Otoritas Air Palestina (Palestinian Water Authority) mengumumkan bahwa sejak gencatan senjata berlaku pada Ahad lalu, timnya telah memulai survei lapangan cepat terhadap fasilitas air dan limbah di Gaza utara yang mengalami pengepungan ketat selama agresi berlangsung.
Dalam pernyataannya, Otoritas Air Palestina menyatakan bahwa “hasil survei mengungkapkan lebih dari 70 persen fasilitas hancur total, termasuk sekitar 25 sumur air.”
Kehancuran ini telah menyebabkan runtuhnya sistem pasokan air secara total di Gaza utara, yang sebelumnya telah menghadapi kekurangan air parah selama setahun terakhir. Pasokan air menurun hingga hanya sekitar tiga liter per hari per orang. Selain itu, infrastruktur mengalami kerugian besar, termasuk keruntuhan sistem pompa dan pengolahan limbah.

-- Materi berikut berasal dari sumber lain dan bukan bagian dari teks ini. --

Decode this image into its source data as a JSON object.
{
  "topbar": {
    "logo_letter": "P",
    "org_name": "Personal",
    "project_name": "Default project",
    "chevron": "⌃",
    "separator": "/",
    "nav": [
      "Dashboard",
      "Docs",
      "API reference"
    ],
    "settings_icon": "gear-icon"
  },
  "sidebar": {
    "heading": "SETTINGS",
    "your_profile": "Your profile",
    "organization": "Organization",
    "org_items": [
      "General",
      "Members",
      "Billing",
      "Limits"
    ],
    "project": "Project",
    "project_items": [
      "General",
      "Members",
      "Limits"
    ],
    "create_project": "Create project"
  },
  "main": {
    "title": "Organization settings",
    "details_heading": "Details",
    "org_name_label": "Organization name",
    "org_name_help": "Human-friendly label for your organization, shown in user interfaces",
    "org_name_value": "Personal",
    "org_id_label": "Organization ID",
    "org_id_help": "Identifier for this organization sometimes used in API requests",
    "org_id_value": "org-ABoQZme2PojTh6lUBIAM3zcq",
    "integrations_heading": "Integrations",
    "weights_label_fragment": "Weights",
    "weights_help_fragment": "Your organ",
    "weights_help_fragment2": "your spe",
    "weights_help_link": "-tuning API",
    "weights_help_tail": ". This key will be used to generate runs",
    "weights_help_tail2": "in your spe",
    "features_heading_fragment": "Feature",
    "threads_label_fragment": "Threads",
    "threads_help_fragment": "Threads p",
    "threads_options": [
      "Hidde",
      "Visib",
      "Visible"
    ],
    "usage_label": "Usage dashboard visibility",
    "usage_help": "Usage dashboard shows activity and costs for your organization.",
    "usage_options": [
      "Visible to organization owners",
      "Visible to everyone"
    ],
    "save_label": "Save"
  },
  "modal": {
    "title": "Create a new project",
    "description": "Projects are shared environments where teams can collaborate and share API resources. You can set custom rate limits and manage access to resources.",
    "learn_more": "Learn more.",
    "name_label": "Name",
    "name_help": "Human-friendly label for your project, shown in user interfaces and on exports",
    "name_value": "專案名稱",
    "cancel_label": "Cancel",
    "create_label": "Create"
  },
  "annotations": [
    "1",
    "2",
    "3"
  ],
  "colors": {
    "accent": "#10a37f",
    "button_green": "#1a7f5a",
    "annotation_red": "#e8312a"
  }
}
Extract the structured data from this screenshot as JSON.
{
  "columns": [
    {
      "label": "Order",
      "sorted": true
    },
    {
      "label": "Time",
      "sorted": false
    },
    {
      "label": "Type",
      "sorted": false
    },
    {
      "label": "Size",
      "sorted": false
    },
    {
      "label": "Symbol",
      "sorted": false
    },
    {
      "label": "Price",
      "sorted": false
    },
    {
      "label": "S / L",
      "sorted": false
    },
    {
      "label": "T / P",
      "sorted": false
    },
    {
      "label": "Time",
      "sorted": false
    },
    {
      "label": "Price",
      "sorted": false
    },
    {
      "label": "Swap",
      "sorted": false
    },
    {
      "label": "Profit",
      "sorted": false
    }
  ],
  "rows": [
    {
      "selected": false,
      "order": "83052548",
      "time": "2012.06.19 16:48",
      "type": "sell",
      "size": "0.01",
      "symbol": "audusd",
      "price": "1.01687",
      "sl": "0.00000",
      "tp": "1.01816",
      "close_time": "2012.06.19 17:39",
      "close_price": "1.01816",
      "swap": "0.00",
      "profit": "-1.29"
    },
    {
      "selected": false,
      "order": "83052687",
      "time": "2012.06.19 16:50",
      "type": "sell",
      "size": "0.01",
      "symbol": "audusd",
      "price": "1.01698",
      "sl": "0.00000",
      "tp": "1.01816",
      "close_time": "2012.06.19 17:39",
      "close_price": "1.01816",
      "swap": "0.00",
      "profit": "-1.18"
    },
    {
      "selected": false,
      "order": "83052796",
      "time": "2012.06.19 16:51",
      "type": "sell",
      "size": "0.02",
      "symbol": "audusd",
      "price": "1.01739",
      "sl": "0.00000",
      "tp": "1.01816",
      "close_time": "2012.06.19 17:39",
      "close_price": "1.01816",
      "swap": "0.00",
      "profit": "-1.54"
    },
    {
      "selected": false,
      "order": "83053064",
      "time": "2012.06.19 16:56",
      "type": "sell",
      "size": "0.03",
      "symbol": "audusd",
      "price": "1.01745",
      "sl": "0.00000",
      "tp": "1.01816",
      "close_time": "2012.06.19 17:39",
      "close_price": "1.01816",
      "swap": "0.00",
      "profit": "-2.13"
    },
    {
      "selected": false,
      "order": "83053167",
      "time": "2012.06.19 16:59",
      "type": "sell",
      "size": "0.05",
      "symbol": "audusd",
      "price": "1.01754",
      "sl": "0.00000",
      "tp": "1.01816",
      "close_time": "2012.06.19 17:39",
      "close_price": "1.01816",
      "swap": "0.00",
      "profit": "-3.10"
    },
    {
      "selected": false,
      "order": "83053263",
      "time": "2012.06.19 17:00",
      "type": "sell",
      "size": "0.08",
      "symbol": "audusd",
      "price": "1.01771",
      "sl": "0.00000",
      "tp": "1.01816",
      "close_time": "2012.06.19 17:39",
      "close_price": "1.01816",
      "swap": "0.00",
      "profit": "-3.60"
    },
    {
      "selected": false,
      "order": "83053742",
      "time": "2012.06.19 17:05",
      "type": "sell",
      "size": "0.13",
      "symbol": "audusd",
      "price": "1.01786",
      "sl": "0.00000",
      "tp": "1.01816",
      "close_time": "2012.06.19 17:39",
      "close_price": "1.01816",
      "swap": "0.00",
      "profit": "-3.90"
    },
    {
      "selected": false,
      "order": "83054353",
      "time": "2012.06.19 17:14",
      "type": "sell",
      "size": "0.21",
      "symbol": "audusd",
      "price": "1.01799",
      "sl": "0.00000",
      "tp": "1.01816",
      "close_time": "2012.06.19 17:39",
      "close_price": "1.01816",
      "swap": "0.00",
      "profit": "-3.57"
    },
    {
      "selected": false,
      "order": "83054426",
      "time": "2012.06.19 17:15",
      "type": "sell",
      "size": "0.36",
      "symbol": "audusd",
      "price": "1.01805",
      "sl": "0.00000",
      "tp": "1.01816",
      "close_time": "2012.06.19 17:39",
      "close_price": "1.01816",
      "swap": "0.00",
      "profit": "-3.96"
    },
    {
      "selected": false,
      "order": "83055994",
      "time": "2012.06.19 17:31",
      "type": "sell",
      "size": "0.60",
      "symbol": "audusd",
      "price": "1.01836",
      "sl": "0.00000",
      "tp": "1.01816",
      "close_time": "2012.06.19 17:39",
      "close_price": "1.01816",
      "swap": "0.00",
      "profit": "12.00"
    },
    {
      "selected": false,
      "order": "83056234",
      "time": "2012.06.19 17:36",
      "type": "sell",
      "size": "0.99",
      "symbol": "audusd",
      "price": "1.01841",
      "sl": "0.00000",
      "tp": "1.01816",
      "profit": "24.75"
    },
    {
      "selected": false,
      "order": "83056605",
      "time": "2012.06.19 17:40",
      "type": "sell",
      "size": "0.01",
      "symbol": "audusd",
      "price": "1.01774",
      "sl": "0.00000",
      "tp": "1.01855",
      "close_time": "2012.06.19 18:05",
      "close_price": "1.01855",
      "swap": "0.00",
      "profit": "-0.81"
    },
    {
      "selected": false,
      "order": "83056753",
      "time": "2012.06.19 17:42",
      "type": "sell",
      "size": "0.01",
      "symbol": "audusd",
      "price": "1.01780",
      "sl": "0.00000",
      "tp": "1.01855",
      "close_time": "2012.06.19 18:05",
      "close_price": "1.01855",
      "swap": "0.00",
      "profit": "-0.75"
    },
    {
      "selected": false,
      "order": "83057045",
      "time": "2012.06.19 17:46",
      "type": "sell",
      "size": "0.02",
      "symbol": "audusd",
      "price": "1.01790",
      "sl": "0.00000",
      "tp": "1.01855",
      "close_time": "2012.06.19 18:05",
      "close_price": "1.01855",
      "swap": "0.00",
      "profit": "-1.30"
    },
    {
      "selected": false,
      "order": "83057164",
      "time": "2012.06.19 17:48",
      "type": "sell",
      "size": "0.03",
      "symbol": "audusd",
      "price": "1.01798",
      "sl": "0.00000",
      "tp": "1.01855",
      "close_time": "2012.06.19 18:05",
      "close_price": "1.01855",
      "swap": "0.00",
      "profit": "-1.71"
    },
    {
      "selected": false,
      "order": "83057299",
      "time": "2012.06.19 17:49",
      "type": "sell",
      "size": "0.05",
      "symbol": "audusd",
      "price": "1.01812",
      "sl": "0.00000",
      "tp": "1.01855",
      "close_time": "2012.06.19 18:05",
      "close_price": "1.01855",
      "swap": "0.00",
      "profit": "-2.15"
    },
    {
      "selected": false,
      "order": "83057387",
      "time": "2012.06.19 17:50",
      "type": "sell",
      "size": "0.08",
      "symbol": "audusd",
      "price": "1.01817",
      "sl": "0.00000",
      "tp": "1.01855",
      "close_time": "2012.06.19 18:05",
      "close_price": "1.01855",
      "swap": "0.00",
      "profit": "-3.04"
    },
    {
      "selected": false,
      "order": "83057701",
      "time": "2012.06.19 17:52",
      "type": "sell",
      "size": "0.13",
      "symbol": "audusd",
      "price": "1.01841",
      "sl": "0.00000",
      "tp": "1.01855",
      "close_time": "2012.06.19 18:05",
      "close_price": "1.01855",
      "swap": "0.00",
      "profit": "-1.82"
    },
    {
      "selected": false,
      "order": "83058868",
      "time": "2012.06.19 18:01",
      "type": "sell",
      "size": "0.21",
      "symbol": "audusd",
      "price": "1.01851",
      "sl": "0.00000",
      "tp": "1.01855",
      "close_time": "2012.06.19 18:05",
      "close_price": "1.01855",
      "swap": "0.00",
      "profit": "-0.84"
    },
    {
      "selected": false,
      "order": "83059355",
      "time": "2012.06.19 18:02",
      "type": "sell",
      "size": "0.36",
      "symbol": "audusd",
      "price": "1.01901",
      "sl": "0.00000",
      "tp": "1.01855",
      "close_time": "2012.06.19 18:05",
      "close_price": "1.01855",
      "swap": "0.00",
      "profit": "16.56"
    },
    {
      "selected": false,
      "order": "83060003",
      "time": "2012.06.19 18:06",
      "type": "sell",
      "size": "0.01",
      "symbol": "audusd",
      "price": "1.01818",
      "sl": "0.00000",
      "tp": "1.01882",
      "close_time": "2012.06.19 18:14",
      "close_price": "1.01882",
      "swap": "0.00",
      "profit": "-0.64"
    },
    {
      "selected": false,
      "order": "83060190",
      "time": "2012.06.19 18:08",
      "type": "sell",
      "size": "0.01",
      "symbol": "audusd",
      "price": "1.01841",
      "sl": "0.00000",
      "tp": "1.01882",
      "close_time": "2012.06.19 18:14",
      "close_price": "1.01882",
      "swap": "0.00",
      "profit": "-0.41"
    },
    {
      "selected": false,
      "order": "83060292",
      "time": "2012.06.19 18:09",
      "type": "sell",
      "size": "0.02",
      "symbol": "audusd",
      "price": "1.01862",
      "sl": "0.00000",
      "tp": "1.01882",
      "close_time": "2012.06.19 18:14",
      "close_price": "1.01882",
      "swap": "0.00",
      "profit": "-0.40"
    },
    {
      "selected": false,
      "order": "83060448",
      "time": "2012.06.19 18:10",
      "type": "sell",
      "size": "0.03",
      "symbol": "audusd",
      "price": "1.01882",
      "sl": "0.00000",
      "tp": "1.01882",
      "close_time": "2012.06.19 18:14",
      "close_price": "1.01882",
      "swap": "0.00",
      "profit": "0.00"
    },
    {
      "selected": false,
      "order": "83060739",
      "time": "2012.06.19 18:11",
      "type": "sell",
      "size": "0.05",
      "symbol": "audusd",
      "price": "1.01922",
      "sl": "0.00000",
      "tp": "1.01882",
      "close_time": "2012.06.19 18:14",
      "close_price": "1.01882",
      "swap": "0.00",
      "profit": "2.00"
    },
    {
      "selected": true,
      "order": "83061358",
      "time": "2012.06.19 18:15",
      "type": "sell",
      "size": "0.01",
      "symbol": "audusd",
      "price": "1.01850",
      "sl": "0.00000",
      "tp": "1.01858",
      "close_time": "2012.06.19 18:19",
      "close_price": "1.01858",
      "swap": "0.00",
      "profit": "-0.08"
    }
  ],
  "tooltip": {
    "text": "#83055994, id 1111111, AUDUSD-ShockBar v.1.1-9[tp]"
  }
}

Survei juga mencakup stasiun pompa utama di Beit Lahia, yang meskipun masih berdiri, mengalami kerusakan parah pada komponen mekanik dan elektromekanik serta jalur transmisinya akibat serangan langsung.
Dalam setahun terakhir, Otoritas Air Palestina telah mendukung operasional sekitar 35 sumur air dan satu stasiun pompa utama di Gaza utara dengan menyuplai bahan bakar yang diperlukan. Mereka juga terus melakukan perbaikan dan pemeliharaan fasilitas tersebut bekerja sama dengan lembaga mitra.
Upaya lainnya meliputi perbaikan jalur banjir yang terhubung dengan stasiun limbah di Jabalia serta mengaktifkannya kembali. Selain itu, kerusakan yang menimpa beberapa sumur, baik yang hancur total maupun sebagian, juga ditangani selama agresi berlangsung.
Saat ini, Otoritas Air Palestina telah melanjutkan pasokan bahan bakar ke sembilan sumur air tanah yang masih berfungsi di Gaza utara, meskipun wilayah tersebut mengalami kehancuran besar-besaran. Krisis air ini menambah daftar panjang tantangan kemanusiaan yang dihadapi oleh penduduk Gaza, terutama di tengah kehancuran infrastruktur akibat agresi Israel.
Sumber:
***
Kunjungi situs resmi Adara Relief International
Ikuti media sosial resmi Adara Relief di Facebook, Twitter, YouTube, dan Instagram untuk informasi terkini.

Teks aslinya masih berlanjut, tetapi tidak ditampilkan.